Filtering: Given a category `c` determine which documents belong to this category. Related to this is document ranking list the documents in order of the likelihood of belong to the category.
The book's authors used the random link feature of Wikiepdia to collect 8012 articles from each of 60 languages from Wikipedia.
They then extracted the first 50 bytes of text from each article as snippet messages.
They used 4000 snippets for training and 4012 for categorization and filtering.
To do filtering, each language was treated as a separate topic. Snippets were 4-grammed and training snippets grams were used as query terms in BM25 document ranking for test documents.
The graph above shows the results of this document ranking experiment.
Language Categorization - Categorization
To perform categorization we have to rank languages instead of documents.
To do this we use the relevance scores from the document ranking.
Given a document `d` and a language `l`, let `s(d,l)` be the relevance score for `d` in the document ranking for `l`.
Given two language `l_1` and `l_2` we assume if `s(d,l_1) > s(d,l_2)` that `d` is more likely to be written in `l_1` than `l_2`.
The table above shows the complete ordering of BM25 scores for each language for a snippet of German text.
In this setting P@1 is most commonly called accuracy. This indicates the proportion of documents for which the correct category was ranked first.

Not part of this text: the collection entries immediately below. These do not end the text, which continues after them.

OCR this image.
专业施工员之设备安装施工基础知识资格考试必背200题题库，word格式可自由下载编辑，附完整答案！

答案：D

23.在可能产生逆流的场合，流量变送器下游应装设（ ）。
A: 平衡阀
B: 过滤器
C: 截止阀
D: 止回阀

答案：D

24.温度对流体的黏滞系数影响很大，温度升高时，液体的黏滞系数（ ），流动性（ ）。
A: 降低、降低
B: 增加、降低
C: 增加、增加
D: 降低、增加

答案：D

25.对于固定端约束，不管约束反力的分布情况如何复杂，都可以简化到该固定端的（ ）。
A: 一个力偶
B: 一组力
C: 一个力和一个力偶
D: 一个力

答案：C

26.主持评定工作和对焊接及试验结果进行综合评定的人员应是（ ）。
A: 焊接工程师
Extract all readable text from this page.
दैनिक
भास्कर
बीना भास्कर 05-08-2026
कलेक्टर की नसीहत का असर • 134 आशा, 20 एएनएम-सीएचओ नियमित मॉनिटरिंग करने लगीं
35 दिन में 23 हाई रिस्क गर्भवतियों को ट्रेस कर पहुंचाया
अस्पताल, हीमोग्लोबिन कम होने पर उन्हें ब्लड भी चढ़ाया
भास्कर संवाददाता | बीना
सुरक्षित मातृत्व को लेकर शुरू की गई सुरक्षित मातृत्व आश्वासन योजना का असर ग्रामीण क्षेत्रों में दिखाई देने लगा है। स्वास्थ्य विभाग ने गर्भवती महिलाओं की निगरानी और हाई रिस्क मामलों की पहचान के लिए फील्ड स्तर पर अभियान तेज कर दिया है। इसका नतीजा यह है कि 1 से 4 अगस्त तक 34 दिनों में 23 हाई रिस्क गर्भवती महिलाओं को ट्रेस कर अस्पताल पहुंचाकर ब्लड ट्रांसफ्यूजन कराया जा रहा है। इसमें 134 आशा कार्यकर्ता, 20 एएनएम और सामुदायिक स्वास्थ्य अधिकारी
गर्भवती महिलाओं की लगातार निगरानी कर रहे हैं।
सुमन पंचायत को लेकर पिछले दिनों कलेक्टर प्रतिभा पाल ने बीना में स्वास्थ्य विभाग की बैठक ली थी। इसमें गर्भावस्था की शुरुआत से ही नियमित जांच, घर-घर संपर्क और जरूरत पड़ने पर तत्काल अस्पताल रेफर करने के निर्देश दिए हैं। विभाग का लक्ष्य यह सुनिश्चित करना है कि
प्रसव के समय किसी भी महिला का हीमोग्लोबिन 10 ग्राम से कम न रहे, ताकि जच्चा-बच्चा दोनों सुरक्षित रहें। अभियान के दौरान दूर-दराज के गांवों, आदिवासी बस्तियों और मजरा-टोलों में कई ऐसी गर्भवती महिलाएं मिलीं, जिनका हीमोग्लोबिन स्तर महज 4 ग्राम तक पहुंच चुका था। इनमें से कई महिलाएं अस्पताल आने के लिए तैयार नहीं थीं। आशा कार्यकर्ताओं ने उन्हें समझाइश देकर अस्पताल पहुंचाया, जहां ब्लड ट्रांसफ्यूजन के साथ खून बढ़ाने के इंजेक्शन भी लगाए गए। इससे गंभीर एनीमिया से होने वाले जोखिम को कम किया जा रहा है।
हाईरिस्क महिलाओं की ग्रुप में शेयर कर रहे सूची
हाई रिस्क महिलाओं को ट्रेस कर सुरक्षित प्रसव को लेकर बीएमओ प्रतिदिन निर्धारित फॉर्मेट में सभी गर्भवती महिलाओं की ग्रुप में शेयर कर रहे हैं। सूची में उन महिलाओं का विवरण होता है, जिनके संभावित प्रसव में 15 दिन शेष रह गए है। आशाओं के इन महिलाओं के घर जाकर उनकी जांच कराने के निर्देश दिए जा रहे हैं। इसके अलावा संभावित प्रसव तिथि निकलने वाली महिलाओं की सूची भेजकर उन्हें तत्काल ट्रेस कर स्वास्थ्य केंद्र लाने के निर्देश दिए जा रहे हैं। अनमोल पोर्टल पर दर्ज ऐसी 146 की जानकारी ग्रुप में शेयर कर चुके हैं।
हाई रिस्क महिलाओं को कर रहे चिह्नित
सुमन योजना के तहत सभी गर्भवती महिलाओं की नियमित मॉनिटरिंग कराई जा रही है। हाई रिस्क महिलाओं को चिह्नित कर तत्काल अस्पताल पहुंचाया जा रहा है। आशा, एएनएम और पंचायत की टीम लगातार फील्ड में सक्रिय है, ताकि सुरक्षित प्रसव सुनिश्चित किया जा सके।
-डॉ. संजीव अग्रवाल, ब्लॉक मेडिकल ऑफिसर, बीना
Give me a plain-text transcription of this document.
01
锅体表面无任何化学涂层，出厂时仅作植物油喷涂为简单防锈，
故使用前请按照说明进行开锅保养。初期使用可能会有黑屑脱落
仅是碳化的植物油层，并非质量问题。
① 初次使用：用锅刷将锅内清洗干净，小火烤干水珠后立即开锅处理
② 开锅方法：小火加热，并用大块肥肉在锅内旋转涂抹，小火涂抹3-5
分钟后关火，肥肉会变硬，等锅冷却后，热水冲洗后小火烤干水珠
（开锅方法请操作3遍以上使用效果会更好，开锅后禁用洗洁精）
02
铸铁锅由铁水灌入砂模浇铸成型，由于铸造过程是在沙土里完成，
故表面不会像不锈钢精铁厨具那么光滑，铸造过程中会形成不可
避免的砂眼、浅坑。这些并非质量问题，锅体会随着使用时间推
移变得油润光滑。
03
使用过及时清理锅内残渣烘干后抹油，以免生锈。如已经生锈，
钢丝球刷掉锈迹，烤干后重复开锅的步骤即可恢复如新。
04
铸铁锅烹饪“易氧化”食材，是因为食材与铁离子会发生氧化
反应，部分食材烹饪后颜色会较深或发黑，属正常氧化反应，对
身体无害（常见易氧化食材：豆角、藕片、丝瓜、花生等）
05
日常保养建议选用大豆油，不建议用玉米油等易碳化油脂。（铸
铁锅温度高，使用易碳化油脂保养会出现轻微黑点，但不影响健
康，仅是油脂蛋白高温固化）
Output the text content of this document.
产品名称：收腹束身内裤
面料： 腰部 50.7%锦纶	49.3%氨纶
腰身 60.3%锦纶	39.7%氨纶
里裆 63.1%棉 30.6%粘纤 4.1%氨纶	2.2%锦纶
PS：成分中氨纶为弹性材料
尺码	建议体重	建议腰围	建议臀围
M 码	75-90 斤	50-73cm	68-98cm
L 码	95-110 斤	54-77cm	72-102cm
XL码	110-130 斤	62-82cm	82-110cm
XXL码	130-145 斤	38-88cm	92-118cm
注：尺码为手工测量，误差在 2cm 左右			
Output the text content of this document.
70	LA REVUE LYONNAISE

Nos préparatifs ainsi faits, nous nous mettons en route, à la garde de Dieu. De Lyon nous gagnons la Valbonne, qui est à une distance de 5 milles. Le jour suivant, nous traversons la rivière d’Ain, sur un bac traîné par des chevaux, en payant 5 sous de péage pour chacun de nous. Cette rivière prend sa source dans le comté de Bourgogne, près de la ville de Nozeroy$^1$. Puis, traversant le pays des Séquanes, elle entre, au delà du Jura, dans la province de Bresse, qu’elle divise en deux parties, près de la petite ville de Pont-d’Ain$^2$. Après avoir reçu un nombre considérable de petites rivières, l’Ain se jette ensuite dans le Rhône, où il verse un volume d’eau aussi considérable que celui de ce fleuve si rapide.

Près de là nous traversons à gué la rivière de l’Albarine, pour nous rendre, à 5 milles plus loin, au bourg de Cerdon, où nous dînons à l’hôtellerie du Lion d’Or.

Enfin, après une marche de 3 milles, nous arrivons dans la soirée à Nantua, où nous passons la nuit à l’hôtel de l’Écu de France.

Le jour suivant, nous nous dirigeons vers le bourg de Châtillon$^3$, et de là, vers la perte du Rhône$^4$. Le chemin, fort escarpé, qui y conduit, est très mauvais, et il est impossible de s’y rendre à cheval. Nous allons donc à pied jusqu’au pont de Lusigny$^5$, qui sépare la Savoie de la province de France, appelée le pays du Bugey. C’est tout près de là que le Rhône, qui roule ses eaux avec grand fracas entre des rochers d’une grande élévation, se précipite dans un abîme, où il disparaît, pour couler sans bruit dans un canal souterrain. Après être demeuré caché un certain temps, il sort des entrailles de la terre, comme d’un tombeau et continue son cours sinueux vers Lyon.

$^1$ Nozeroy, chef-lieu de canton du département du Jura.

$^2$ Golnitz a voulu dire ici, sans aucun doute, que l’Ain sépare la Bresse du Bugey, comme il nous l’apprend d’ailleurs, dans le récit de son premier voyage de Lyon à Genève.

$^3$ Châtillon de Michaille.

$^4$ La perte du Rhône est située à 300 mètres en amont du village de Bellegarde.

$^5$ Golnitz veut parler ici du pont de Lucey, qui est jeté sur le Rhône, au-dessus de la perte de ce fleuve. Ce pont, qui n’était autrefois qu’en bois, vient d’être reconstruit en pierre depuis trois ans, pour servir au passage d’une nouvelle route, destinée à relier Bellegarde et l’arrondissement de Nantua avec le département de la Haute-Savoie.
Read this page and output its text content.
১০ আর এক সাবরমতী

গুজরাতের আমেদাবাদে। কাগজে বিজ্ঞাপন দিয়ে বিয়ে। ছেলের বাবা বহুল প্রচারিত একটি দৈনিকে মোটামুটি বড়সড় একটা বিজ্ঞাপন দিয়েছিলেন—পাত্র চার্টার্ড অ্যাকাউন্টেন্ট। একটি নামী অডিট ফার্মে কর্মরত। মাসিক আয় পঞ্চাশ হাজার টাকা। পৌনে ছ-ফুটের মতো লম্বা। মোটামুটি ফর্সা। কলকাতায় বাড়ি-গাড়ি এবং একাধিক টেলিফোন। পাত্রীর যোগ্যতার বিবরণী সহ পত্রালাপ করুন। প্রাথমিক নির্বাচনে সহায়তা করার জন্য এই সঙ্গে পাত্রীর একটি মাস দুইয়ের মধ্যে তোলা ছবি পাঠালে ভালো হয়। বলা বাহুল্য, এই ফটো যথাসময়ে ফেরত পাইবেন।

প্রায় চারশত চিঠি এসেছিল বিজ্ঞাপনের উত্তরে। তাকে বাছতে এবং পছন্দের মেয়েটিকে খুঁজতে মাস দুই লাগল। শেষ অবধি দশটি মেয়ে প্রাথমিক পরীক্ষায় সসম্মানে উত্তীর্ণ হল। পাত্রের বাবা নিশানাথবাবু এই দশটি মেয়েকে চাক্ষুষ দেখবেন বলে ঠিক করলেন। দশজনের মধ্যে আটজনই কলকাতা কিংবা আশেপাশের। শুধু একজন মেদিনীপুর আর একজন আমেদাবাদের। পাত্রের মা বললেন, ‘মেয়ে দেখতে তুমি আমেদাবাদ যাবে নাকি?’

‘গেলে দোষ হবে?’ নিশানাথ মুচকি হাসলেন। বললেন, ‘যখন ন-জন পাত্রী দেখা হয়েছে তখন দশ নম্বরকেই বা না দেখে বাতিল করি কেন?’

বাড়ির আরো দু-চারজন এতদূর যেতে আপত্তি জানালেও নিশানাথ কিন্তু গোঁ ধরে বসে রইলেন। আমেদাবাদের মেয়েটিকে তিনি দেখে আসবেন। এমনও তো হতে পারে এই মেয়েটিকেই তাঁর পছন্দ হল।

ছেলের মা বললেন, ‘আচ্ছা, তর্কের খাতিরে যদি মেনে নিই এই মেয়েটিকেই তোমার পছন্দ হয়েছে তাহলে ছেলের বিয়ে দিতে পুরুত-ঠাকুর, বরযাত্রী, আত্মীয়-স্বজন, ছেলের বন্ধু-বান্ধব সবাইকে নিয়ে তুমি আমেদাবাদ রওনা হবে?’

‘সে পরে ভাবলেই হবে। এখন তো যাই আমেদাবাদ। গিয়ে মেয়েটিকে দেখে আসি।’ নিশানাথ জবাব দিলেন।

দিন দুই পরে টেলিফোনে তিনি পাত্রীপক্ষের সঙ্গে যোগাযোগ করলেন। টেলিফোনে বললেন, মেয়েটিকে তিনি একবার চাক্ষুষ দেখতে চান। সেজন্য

MAP scores in this setting are equal to Mean Reciprical Rank (MRR) scores because there is exactly one relevant result per ranking.
For a single topic, reciprocol rank is defined as `\R\R=1/r` where `r` is the rank of the first and only relevant result. In the case `AP = P`@`r =1/r`.
Summary statistics are often expresed as either micro-averages which are computed over all documents without regard to category or macro-averages which are an average of summary measures computed for each category.
For the accuracy and the language categorization tests just considered both of these scores were 0.79. For MRR, the scores were 0.860 and 0.857 respectively.